Compound Climate Hazards: Flash Drought and Heat-Wildfire Nexus
Compound hazards occur when two or more climate stressors interact to produce impacts greater than the sum of their parts. Flash droughts — rapid-onset soil moisture deficits driven primarily by abnormal temperature spikes rather than precipitation deficits — are increasingly recognised as a distinct and underappreciated hazard type.
- The FAO-WMO report is among the first major multilateral documents to give dedicated attention to flash drought as a heat-driven phenomenon distinct from slow-onset meteorological drought.
- Evidence shows a strong statistical correlation between heatwaves and wildfire outbreaks, with longer and more intense fire seasons directly linked to extreme heat events.
- In 2023–2024, Brazil experienced temperatures averaging 7°C above normal, with soybean yields falling up to 20% — illustrating the compound crop-economy impact of such events.
Connection to this news: The report calls attention to these compounding dynamics to stress that standard single-hazard risk models underestimate the true threat of extreme heat to food systems, requiring integrated risk management approaches.
Early Warning Systems and Climate Services for Agriculture
Early warning systems (EWS) bridge meteorological science and farm-level decision-making by translating climate forecasts into actionable guidance for farmers, governments, and insurers.
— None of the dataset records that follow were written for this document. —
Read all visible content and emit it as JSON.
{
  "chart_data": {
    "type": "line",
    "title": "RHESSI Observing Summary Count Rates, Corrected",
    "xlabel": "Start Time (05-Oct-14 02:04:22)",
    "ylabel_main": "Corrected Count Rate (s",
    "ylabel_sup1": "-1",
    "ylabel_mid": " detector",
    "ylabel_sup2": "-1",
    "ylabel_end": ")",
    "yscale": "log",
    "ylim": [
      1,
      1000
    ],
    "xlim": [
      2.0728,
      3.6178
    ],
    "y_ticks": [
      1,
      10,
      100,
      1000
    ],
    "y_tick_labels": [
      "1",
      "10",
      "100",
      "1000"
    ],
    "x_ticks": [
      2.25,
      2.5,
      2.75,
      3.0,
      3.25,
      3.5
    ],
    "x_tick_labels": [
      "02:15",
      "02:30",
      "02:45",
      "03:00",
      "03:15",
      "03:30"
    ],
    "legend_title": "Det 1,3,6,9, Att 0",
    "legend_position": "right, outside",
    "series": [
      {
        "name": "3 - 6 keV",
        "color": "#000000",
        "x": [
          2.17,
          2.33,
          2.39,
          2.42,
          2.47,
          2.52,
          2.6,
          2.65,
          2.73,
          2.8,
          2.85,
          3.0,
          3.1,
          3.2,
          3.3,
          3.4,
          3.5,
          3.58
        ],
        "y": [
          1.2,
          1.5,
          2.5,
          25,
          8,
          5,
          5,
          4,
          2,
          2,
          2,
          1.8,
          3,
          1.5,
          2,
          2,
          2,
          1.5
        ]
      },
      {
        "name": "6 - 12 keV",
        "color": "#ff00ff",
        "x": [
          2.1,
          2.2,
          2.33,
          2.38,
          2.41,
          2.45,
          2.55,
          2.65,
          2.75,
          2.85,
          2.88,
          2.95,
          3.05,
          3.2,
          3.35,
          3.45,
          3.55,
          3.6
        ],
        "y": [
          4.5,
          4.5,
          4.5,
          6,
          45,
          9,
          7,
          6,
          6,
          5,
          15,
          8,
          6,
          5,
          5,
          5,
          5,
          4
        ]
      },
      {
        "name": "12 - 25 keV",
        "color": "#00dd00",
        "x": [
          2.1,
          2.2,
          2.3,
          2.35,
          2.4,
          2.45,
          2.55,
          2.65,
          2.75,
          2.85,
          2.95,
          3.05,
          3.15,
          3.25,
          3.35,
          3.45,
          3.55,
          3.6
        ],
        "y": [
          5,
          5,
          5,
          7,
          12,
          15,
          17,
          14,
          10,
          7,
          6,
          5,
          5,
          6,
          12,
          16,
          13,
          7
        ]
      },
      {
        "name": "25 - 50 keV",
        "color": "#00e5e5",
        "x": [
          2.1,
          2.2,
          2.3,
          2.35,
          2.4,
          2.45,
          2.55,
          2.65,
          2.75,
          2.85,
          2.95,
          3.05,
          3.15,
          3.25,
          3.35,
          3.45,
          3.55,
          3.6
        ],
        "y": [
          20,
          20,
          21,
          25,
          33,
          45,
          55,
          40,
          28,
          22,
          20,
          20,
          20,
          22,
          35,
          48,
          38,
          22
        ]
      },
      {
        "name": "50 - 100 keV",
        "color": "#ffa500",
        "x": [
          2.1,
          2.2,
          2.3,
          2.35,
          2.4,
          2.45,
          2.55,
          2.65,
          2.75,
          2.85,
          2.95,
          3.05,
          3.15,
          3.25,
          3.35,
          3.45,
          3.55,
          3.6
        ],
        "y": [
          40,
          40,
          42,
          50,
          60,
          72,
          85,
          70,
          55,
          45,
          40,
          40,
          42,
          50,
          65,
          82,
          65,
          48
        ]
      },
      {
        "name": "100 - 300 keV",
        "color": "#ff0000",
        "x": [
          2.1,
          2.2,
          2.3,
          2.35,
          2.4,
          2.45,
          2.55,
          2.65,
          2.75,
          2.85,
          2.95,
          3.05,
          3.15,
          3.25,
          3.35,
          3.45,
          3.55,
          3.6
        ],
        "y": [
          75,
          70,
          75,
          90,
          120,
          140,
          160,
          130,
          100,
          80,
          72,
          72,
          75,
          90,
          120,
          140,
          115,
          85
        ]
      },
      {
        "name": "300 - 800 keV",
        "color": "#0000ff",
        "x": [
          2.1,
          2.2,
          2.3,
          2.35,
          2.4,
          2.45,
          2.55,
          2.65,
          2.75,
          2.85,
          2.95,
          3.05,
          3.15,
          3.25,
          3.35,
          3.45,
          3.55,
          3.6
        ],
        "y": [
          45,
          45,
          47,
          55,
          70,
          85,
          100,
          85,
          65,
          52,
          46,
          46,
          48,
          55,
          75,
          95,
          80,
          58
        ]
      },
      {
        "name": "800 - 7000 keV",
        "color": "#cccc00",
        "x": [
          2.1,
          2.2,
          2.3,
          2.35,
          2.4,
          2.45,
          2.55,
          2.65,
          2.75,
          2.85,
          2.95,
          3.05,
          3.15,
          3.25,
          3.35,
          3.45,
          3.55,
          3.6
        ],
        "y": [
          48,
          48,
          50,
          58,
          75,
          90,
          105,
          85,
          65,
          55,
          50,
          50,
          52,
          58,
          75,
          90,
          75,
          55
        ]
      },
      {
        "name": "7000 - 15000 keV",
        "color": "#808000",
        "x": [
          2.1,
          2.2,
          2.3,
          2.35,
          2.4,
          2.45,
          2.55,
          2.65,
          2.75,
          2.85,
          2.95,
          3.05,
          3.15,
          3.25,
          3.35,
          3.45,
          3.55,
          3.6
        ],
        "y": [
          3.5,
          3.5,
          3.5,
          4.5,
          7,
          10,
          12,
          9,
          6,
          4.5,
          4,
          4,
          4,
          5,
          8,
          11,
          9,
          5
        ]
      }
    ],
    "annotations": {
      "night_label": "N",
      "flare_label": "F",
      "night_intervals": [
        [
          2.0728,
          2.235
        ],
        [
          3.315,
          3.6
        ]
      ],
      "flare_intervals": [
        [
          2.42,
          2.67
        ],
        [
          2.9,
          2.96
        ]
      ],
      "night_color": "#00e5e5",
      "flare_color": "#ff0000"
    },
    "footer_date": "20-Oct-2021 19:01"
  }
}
The WMO leads the Global Framework for Climate Services (GFCS), which integrates climate information into agriculture, health, water management, and disaster risk reduction.
- National Meteorological and Hydrological Services (NMHS) are the primary national institutions responsible for providing agro-meteorological advisories.
- India's Gramin Krishi Mausam Sewa (GKMS) — a programme of the India Meteorological Department (IMD) — delivers block-level agro-weather advisories to farmers via SMS, Kisan Portal, and Doordarshan.
- Seasonal climate outlooks and short-range heat alerts can allow farmers to adjust irrigation schedules, advance harvests, or deploy shade netting to mitigate crop losses.
Connection to this news: The FAO-WMO report identifies EWS as "a particularly important tool," recommending that access to climate information services be universally available to farming communities — a goal India is pursuing but has not yet achieved at the last-mile scale needed.
Key Facts & Data
- Extreme heat threatens the livelihoods, health, and labour productivity of over 1.23 billion people globally.
- In 2021, 470 billion labour hours were lost globally due to heat — a figure projected to rise significantly.
- Agricultural workers are 35 times more likely to die from occupational heat exposure than workers in other sectors.
- For most major crops, yield declines begin above 30°C; crop losses of up to 50% can result from a single severe heatwave.
- Every 1°C warming is linked to 4–10% yield declines in maize and wheat.
- The number of days per year too hot to work may reach 250 in much of South Asia and tropical Africa by mid-century.
- In 2025, over 90% of the global ocean surface experienced at least one marine heatwave.
- The 2023–24 Brazil drought-heat compound event caused a nearly 10% decline in national soy harvest.
- Flash droughts, primarily driven by rapid temperature rise, represent an emerging and under-monitored threat to food systems.
- The report recommends selective breeding, adjusted planting windows, early warning systems, and financial risk-sharing tools as priority adaptation responses.